Where David Has The Advantage
One area where David certainly outshines Urlacher is in forced fumbles. The gap here is very wide with a 24 to 8 advantage going to the Bucs star. That’s a difference of 16 forced fumbles which is more than Urlacher had in his entire career. No one could argue that David is far superior in this area.
Another stat where David outshines Urlacher is in tackles for a loss. Here David has a 128 to 107 lead over the Hall Of Famer. And while a difference of 21 might not seem like a lot, keep in mind that stat started being tracked in 1999 and the all-time leader in tackles for loss (Terrell Suggs) has 202. So when you look at 21 tackles for loss as essentially 10% of the all-time record, it holds more weight.
One final aspect where David has proved superior is total tackles. He tallied 66 more assisted tackles over the first nine years (319 to 253). So while this isn’t a massive difference, it speaks to the range and pursuit of these players to be able to help finish plays.
Where Urlacher Has The Advantage
While these men had roughly the same amount of quarterback hits, Urlacher was able to finish more of these plays and turn them into sacks. He beats out David by a score of 37.5 to 24. A 13.5 sack difference is large considering pass rushers have gone to the pro bowl with those type of numbers.

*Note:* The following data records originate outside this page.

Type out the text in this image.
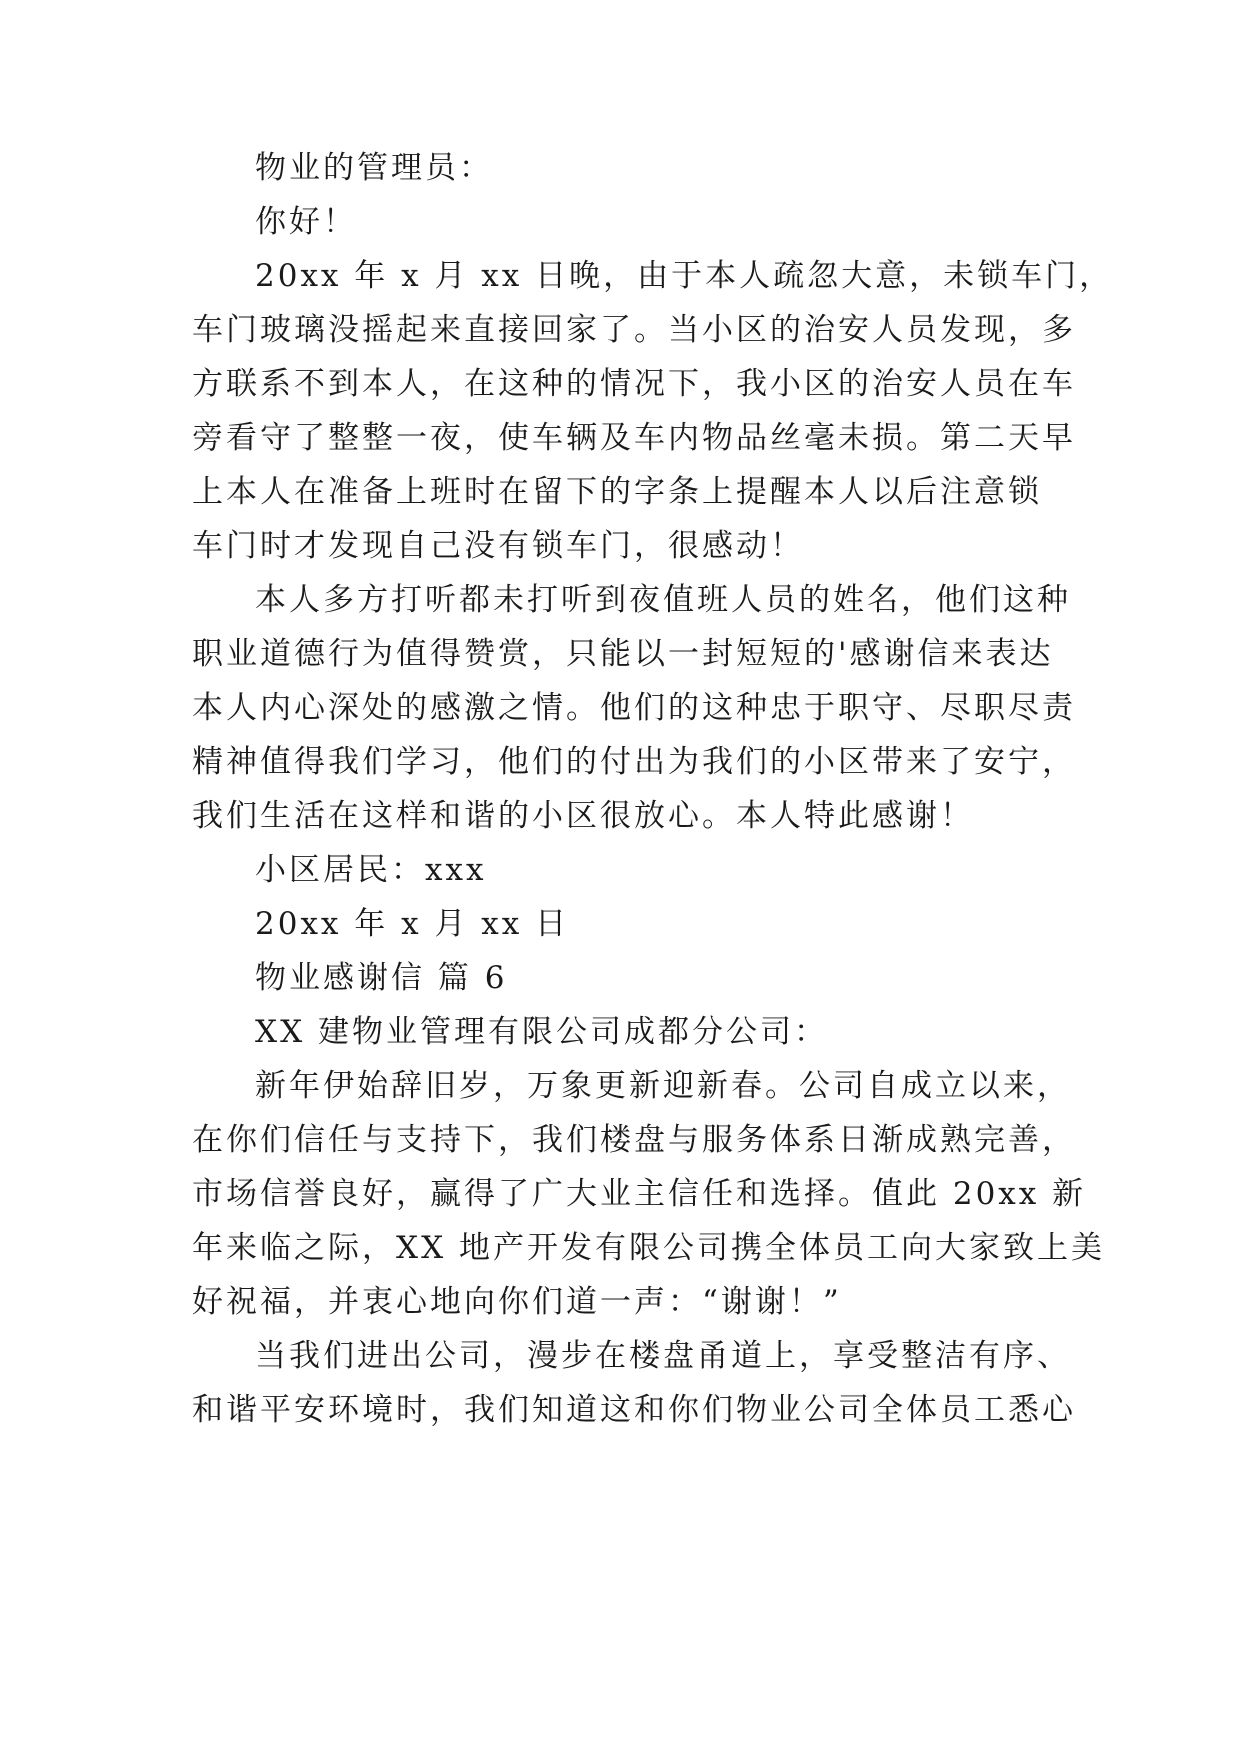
物业的管理员：
你好！
20xx 年 x 月 xx 日晚，由于本人疏忽大意，未锁车门，
车门玻璃没摇起来直接回家了。当小区的治安人员发现，多
方联系不到本人，在这种的情况下，我小区的治安人员在车
旁看守了整整一夜，使车辆及车内物品丝毫未损。第二天早
上本人在准备上班时在留下的字条上提醒本人以后注意锁
车门时才发现自己没有锁车门，很感动！
本人多方打听都未打听到夜值班人员的姓名，他们这种
职业道德行为值得赞赏，只能以一封短短的'感谢信来表达
本人内心深处的感激之情。他们的这种忠于职守、尽职尽责
精神值得我们学习，他们的付出为我们的小区带来了安宁，
我们生活在这样和谐的小区很放心。本人特此感谢！
小区居民：xxx
20xx 年 x 月 xx 日
物业感谢信 篇 6
XX 建物业管理有限公司成都分公司：
新年伊始辞旧岁，万象更新迎新春。公司自成立以来，
在你们信任与支持下，我们楼盘与服务体系日渐成熟完善，
市场信誉良好，赢得了广大业主信任和选择。值此 20xx 新
年来临之际，XX 地产开发有限公司携全体员工向大家致上美
好祝福，并衷心地向你们道一声：“谢谢！”
当我们进出公司，漫步在楼盘甬道上，享受整洁有序、
和谐平安环境时，我们知道这和你们物业公司全体员工悉心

The biggest area where Urlacher separates himself is in coverage. He has 15 more pass deflections (66 to 51) and five more interceptions (17 to 12) in this span. With the way he moves at his size and his awareness of the passing game, it comes as no shock that he played some wide receiver in college.
Beyond The Box Score
While these two have had very similar careers to this point, they’re very different in how they play the game.

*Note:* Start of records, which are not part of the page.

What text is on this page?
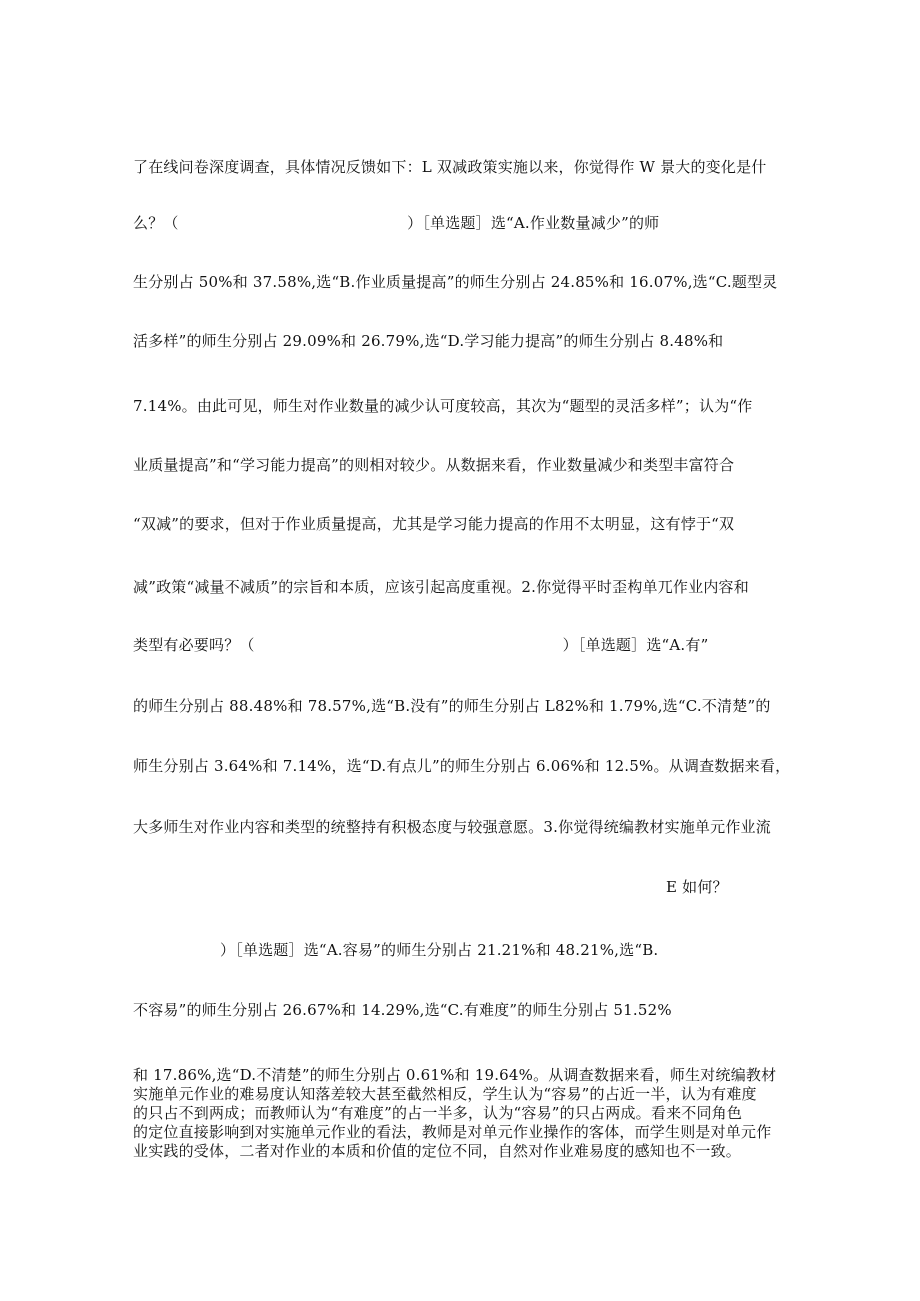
了在线问卷深度调查，具体情况反馈如下：L 双减政策实施以来，你觉得作 W 景大的变化是什
么？（                                              ）［单选题］选“A.作业数量减少”的师
生分别占 50%和 37.58%,选“B.作业质量提高”的师生分别占 24.85%和 16.07%,选“C.题型灵
活多样”的师生分别占 29.09%和 26.79%,选“D.学习能力提高”的师生分别占 8.48%和
7.14%。由此可见，师生对作业数量的减少认可度较高，其次为“题型的灵活多样”；认为“作
业质量提高”和“学习能力提高”的则相对较少。从数据来看，作业数量减少和类型丰富符合
“双减”的要求，但对于作业质量提高，尤其是学习能力提高的作用不太明显，这有悖于“双
减”政策“减量不减质”的宗旨和本质，应该引起高度重视。2.你觉得平时歪构单兀作业内容和
类型有必要吗？（                                                              ）［单选题］选“A.有”
的师生分别占 88.48%和 78.57%,选“B.没有”的师生分别占 L82%和 1.79%,选“C.不清楚”的
师生分别占 3.64%和 7.14%，选“D.有点儿”的师生分别占 6.06%和 12.5%。从调查数据来看，
大多师生对作业内容和类型的统整持有积极态度与较强意愿。3.你觉得统编教材实施单元作业流
E 如何？
）［单选题］选“A.容易”的师生分别占 21.21%和 48.21%,选“B.
不容易”的师生分别占 26.67%和 14.29%,选“C.有难度”的师生分别占 51.52%

和 17.86%,选“D.不清楚”的师生分别占 0.61%和 19.64%。从调查数据来看，师生对统编教材

实施单元作业的难易度认知落差较大甚至截然相反，学生认为“容易”的占近一半，认为有难度

的只占不到两成；而教师认为“有难度”的占一半多，认为“容易”的只占两成。看来不同角色

的定位直接影响到对实施单元作业的看法，教师是对单元作业操作的客体，而学生则是对单元作

业实践的受体，二者对作业的本质和价值的定位不同，自然对作业难易度的感知也不一致。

Urlacher was a mountain of a linebacker in his day. He measured in at a whopping 6-foot-4 and 258-pounds. Looking at those measurements you might think defensive end as opposed to middle linebacker.
Despite his size he played with great speed and was great at attacking down hill. His ability to close in on all carriers and use his massive size to impose his will was truly jaw dropping at times. He also had the fluidity to thrive in zone coverage in the Lovie Smith Tampa 2 defense.
On the other hand, David was viewed as undersized for most of his career. At 6-foot-1 and 233-pounds, he was projected as a weak side linebacker and played there much of his career. However, his speed, awareness and compact power allow him to consistently make plays and frustrate blockers. He regularly shoots gaps and blows by offensive linemen to make game changing plays.
David also brings a bit more versatility than Urlacher did. He has played outside in a 4-3 defense and inside in a 3-4. And while Urlacher thrived in zone coverage, David brings more fluidity and offers a bit more in man coverage.
So Who’s Better?
The stats never tell the whole story, but both of these guys were and are one of the best linebackers of their time. They’re fast and physical. They’re guys who make plays in the backfield. They’re both very good in coverage. They’re both hall of fame players.
To this point in their careers it’s hard to say that Urlacher wasn’t better in coverage and blitzing the quarterback. On the other hand, David has proven to be a better sideline to sideline run defender as well overall play maker.
So which one has been better at the nine year mark in their career? Really it’s impossible to say definitively. In the end it will be what David does in the years to come that ultimately decides which of these two all-time great players will be viewed as the better player historically.